Five Used Motorcycle Buying Tips

You wouldn't ride a bike blindfolded; don't buy one that way, either

1986 Yamaha Virago 1100 static side view
1986 Yamaha Virago 1100Cycle World

When buying a used motorcycle, emotion can be your worst enemy. Confronted with a bike that seems to fit your wants and needs to a T, you easily can allow unbridled enthusiasm to overwhelm good judgment. You begin picturing yourself motoring away on that steed, riding off into the sunset with a new sense of freedom and adventure. And while such thoughts are precisely what fuel most riders' passion for the sport, they also can cause a used-motorcycle shopper to overlook a bike's obvious flaws and potential problem areas.

But it doesn't have to be that way. By keeping your emotions in check and focusing on the condition of a candidate machine, you stand a far better chance of taking home your future pride and joy instead of someone else's toils and troubles.

To give you a better idea of the kinds of things you should look for, here are a few tips to consider when shopping for a used bike. There generally are few guarantees when buying used, but a little bit of patience and a fair amount of skepticism can go a long way toward assuring happiness with your new ride.

1. Do a Thorough Visual Inspection

Look for misaligned body parts and mismatched colors. Open the gas cap and look inside the tank for rust or corrosion. With the front wheel pointed directly ahead, sit on the bike and, as much as is possible with the naked eye, try to determine if the handlebars are evenly positioned or the triple-clamps are tweaked to one side or the other relative to the front end. Check the undersides of the lower frame rails and/or foot controls for deep scratches that run more side-to-side (indicating a low-side crash) than front-to-rear (the result of relatively harmless deep-lean cornering). Look closely for scratches under the paint, especially on a black frame; a quick coat of rattle-can paint can make that telling evidence harder to see.

2. Check for Leaks

Look under the engine and, if applicable, the radiator for signs of escaping fluids. Don't just check for puddles under the bike, either; the seller may have rolled the machine to a spot-free location just before you arrived. Instead, run a finger along the underside of the engine, especially along gasketed surfaces, to detect signs of leakage. Also perform visual checks of all gasketed joints and plumbing connections. A leak in a small outer engine cover might not require a serious, costly repair but one in a main engine case might.

3. If You Can't Take a Test Ride

Have the seller start the engine, preferably cold; that's when they're usually hardest to start, which can be an indication of an engine's condition and state of tune.

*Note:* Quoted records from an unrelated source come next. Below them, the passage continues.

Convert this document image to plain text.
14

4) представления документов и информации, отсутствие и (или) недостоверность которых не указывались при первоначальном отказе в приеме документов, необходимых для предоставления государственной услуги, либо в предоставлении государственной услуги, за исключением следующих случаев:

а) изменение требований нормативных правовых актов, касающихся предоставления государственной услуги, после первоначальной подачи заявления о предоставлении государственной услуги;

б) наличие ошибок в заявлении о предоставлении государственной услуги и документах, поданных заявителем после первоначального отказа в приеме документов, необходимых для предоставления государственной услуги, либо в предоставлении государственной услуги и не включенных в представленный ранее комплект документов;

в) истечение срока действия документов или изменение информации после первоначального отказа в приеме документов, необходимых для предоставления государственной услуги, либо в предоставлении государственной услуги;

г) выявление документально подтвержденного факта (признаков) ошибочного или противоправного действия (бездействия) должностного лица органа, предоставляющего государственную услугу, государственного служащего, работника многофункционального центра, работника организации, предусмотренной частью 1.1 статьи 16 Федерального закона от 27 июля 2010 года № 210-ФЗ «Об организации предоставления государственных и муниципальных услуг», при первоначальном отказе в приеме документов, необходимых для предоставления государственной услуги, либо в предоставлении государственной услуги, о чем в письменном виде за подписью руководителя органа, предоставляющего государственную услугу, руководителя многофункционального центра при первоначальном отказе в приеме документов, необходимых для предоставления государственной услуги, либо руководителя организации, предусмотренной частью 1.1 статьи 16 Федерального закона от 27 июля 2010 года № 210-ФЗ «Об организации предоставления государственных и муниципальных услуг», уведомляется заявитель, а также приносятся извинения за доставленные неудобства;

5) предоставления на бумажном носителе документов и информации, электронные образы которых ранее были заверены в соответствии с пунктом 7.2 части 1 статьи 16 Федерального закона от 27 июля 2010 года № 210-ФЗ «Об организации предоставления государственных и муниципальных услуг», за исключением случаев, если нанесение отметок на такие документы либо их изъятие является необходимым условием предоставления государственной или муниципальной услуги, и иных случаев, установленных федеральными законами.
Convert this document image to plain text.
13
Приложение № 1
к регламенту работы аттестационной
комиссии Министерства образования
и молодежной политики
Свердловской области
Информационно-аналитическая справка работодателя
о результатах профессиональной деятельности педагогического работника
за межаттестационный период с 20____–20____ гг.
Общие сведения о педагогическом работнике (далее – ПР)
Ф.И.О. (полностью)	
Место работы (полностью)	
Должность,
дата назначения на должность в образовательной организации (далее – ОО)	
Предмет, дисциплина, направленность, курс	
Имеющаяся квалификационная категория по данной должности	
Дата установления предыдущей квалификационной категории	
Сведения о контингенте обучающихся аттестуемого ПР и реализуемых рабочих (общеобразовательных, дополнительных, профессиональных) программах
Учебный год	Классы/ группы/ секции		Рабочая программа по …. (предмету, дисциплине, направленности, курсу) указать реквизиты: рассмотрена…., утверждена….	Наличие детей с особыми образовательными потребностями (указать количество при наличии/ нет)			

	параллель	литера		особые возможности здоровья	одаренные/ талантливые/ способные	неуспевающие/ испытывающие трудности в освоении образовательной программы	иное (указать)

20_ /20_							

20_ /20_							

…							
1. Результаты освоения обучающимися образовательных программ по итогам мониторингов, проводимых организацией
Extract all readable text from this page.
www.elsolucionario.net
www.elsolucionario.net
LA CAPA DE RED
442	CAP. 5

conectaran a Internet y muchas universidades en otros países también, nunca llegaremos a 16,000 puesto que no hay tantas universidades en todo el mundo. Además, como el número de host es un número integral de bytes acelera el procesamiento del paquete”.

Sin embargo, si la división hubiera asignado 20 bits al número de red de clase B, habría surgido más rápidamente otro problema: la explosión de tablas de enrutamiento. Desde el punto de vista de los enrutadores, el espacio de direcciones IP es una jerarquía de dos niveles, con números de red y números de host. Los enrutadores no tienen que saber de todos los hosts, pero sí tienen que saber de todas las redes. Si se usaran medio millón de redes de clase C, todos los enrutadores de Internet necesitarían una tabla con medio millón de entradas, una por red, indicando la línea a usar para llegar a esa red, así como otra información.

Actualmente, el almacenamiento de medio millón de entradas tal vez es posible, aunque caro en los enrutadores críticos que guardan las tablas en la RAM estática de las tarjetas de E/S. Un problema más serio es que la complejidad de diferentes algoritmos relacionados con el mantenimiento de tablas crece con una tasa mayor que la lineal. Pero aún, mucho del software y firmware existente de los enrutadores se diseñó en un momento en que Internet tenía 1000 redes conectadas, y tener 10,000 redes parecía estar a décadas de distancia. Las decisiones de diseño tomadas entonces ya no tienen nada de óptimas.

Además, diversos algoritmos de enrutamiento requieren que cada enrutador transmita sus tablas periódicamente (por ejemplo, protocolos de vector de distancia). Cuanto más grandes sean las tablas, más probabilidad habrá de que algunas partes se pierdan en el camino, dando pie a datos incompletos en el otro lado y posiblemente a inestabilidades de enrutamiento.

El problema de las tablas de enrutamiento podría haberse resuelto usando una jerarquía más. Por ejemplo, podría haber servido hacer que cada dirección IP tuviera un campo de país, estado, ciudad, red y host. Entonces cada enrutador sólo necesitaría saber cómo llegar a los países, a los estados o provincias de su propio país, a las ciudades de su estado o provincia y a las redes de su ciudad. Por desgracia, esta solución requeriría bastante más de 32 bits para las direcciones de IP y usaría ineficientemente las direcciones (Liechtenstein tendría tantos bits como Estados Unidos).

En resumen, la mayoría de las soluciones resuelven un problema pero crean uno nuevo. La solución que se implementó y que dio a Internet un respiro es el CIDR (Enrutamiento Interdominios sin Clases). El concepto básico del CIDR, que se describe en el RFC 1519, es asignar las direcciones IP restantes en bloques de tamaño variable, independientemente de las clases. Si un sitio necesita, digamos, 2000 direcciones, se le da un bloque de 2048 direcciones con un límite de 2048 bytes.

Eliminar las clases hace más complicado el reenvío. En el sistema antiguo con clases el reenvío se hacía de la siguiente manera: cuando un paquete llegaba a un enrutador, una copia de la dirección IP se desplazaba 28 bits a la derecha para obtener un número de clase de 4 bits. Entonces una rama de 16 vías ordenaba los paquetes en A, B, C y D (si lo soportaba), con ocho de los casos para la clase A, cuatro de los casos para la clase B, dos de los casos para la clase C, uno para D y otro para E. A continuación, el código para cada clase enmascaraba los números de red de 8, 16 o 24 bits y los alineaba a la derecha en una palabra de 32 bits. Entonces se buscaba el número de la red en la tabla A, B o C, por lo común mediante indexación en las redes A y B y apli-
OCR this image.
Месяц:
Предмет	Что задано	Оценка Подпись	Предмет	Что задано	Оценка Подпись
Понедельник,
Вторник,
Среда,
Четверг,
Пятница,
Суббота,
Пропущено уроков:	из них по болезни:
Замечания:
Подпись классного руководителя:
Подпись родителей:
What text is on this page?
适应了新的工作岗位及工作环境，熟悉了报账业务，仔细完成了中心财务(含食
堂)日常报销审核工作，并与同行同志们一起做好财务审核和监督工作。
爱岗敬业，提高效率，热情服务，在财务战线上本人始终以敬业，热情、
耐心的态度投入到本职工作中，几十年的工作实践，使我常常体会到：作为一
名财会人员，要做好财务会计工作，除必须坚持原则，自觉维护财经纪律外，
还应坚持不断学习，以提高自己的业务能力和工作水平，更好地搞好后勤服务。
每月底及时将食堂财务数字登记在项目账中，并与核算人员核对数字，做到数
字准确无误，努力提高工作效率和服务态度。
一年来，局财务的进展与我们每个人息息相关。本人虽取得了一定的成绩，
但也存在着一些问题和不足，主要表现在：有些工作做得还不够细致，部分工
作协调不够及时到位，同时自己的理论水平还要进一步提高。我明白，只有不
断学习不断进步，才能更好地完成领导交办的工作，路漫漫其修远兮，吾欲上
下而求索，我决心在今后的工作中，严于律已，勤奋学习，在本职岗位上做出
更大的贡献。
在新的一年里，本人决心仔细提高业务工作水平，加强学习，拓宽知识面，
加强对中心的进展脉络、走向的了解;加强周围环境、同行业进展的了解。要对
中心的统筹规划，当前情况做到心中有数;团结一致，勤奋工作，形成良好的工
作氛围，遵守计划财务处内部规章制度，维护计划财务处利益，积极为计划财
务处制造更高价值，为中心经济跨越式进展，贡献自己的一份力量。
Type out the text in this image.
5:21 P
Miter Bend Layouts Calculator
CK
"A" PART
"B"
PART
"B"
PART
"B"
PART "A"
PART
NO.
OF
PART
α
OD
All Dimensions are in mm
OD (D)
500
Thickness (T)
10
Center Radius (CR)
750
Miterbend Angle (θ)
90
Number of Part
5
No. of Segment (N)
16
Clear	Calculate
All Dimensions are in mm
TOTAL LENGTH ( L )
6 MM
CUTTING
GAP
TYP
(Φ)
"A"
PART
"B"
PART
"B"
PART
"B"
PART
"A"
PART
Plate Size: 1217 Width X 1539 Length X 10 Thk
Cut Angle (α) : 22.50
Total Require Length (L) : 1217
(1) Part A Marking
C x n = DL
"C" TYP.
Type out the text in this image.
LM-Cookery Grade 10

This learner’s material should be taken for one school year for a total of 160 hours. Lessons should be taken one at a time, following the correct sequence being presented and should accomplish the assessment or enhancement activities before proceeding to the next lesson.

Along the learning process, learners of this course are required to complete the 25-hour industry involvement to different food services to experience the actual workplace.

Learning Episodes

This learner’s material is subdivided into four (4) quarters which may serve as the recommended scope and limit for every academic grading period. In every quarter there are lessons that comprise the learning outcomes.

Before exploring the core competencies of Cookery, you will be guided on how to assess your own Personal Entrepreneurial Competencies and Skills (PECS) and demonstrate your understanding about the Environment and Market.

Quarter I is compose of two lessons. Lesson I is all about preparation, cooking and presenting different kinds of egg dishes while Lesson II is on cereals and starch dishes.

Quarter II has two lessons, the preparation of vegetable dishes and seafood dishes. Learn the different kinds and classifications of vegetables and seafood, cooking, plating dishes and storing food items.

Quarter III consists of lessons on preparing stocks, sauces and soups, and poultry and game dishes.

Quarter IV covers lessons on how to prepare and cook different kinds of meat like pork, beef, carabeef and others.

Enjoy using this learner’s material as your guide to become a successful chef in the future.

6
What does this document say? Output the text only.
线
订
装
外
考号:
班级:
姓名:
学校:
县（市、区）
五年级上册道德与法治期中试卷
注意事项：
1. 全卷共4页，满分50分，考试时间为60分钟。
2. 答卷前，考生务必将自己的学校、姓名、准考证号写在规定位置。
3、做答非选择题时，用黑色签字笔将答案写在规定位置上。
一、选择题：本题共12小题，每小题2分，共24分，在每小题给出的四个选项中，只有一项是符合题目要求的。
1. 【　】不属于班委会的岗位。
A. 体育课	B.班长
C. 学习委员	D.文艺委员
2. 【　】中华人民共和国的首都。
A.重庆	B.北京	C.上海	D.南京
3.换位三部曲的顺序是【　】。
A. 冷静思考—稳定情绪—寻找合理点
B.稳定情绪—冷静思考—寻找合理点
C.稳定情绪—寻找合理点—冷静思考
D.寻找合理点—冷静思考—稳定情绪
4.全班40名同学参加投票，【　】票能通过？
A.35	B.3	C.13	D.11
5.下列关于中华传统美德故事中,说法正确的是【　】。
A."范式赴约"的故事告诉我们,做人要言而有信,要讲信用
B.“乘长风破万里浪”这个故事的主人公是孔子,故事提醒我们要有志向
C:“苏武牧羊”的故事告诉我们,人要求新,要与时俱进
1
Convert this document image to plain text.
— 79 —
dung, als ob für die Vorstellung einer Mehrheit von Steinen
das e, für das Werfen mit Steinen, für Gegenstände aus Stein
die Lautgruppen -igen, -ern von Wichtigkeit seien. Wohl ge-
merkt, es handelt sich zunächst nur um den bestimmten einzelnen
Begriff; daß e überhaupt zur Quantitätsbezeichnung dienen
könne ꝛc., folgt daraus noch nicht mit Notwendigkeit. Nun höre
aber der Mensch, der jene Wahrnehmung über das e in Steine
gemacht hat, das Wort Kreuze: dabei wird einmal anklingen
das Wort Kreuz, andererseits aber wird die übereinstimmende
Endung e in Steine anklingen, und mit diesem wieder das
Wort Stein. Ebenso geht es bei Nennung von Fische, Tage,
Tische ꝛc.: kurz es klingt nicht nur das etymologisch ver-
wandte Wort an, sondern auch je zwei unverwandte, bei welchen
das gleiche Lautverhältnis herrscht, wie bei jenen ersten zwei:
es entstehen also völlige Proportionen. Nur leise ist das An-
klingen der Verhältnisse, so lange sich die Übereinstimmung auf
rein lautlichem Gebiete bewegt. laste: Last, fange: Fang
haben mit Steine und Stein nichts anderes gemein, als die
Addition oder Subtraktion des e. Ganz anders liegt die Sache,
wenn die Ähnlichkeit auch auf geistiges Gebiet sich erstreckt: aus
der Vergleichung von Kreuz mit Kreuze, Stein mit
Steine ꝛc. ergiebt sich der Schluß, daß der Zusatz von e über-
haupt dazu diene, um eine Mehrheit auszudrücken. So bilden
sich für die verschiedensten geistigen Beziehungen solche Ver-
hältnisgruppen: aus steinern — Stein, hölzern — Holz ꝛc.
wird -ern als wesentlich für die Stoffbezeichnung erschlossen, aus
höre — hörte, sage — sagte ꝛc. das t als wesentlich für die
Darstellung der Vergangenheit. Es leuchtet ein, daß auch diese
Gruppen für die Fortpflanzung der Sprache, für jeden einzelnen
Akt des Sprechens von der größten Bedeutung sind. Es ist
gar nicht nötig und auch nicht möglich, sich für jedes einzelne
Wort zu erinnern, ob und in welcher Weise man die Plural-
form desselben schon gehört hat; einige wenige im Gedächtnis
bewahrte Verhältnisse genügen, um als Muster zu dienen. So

Listen for loud, unusual noises—heavy knocks, excessive valve clatter, odd rumbling sounds. Do not accept the "they all do that" explanation of those noises; maybe they do, but more than likely they do not. If possible and practical—and if the seller doesn't seem like a complete squirrel—have him/ her take you for a ride so you can at least feel and hear the engine and transmission in actual operation.

4. If You Can Take a Test Ride

Make the same audible checks as described above, but pay close attention to engine and driveline behavior such as throttle response, power delivery, ease and accuracy of shifting, clutch engagement, etc. Try to detect any shimmy or vibration in the wheels and tires, and momentarily take your hands off the grips when riding in a straight line at 30 or 35 mph to see if the bike wants to pull strongly to one side or the other. Use the front and rear brake independently to identify a warped or glazed rotor, poor stopping ability or any other braking problem.

5. Get Help

If you aren't very mechanically savvy, take someone along with you who is. A neighbor/friend/riding buddy who does all the mechanical work on his/her own bike is a good candidate, but failing that, ask one of the techs at a local dealership; you'd be surprised at how many would willingly accompany you to a potential purchase. If the bike you're considering is a fairly expensive one, it could even be worthwhile to pay a professional mechanic to go with you.

You also can get a lot of useful information over the Internet. If you're considering a certain year and model, there often are forums in which owners of those machines share their experiences and offer solutions to many problems. If you Google "buying a used motorcycle," you'll get links to lots of informative sites, but one of the better ones is www.clarity.net/adam/buying-bike.html. It goes into extraordinary detail regarding virtually every imaginable aspect of used-bike purchasing, including photos, a list of reference books and links to related websites.